その中で、大学の入学金・授業料は初期費用を安くして授業料を高めにするなど様々な徴収方法の変更をしたり、奨学制度の整備をしたりと、相対的に学生及び親の負担を軽減して多くの学生を集める傾向が各校で強まっている。その結果、大学間での費用格差が減少している。
学生のカルチャーやファッションに注目してみると、かつては男子学生でいえば、「ホットドッグプレス」や「ポパイ」、「メンズクラブ」「メンズノンノ」というような雑誌からの情報に偏向していたが、インターネットやモバイルの発達によって、学生・若者同士の生の情報がリアルタイムで入手できるようになった。また、ショッピングも流行のエリア、店に行かずともECでマストアイテムが各日におさえられるようになった。また、買い物のしかたも、お手本コーディネイト例をそっくりそのまま購入する「コーデ買い」(←ちょっと言葉古い?)も一般的になっているようだ。
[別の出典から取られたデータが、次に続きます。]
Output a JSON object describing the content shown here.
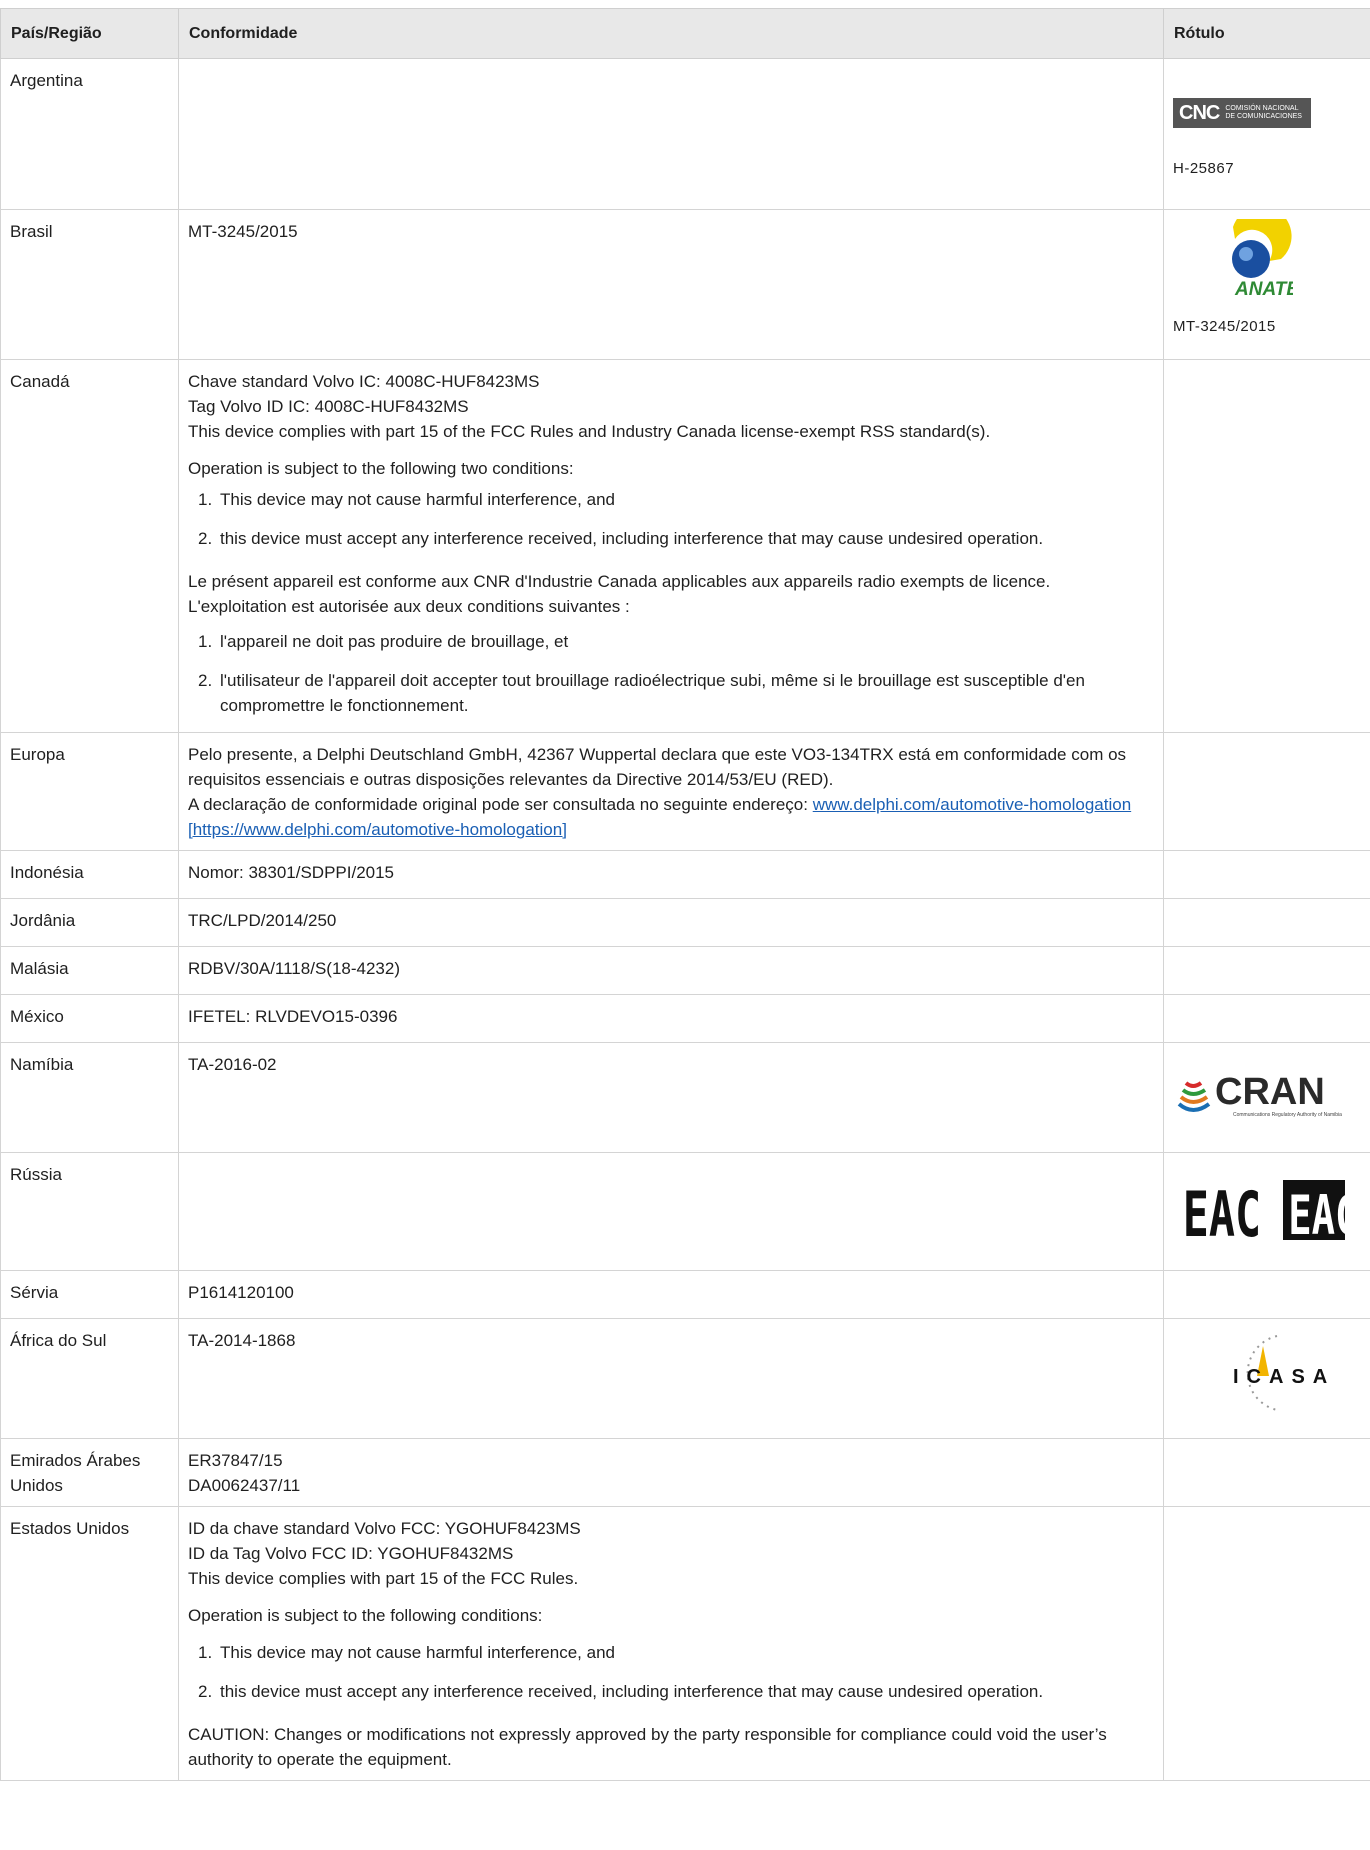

買い物に言及するならば、現在の若者は「好景気を知らない世代」であり、かつてのバブル世代にあったような、贅沢で人と違う目立つための消費には関心を示さない。身の丈消費はファストファッションやユニクロなどの大量生産・大量販売モデルであるSPA型のブランドに人気が集まる。
■技術的な影響要因(Technological)
友人や仲間とのコミュニケーションにも、前項の情報やモノの入手にもデジタルデバイスは欠かせない。しかし、それらは購入費だけでなくランニング費用の通信費負担が重い。ある青学の学生に聞いたところ、スマートフォンとPCの両方を使用している彼は、1ヶ月のアルバイト代の3割は通信費に費やすという。ましてや前述の通り、アルバイトをする時間は限られている。仕送りも少ない。全体として少ない可処分費用が侵食されてしまうのだ。
PESTの項目を洗い出してみると、各項目の意味するところは各大学のカラーを構成する学生自身の環境や志向がフラット化していることがわかる。
少子化による全入時代において、大学の生き残りのために入学金・授業料格差は減少して、金銭面での入学ハードルは全体として下がった。
入学後の生活は親からの仕送りが減る一方で、全ての学生にとって欠かせなくなっているデジタルコミュニケーション機器と通信費が誰にも等しく支払いを発生させている。さらに3年次以降は就職活動でアルバイトも制限され、自由になる時間も収入も少なくなる。学生間の「貧富の差」は減少する要因が多くなっているといえる。
一方、ほぼ全学生がデジタルデバイスを使用していることから、情報へのアクセシビリティーとリアルタイム性が高まり、情報格差がなくなった。情報を得て購入するモノは大量生産・大量販売型が多くなっている。全体としてはファッションや情報感度は高まるが、一方で没個性化は否めない。
つまり、大学の入試難易度の差異は相変わらずあるものの、金銭的な入学のしやすさは全体的に低くなる一方、学生を取りまく、金・時間・モノ・情報という要素において、個々人の差がなくなっている。その結果、個性がフラット化した個々人が各大学に散らばっているという状態が、「大学カラーの希薄化」を招いているのだと推察できる。
大学カラーの希薄化は、卒業生にとってはゆゆしき問題であり、嘆かわしき自体かもしれない。しかし、大学カラーの希薄化は時代の趨勢だろう。それに、ひとたび社会に出れば、「○○大学出身」という肩書きは以前のように意味をなさなくなっている。前述のある業界の人事担当者も「出身大学は問わない。人物本位だ」と口を揃えていた。
大学生を取りまく環境は厳しく、また、大学生だけでなく没個性化・フラット化は現代社会全体の傾向かもしれない。しかし、筆者は大学生に就職のためだけではなく「個性のフラット化」に抵抗して欲しいと思う。「人と同じ自分」はいない。「唯一無二の自分」を自覚することが、生きていくための力になると考えるからだ。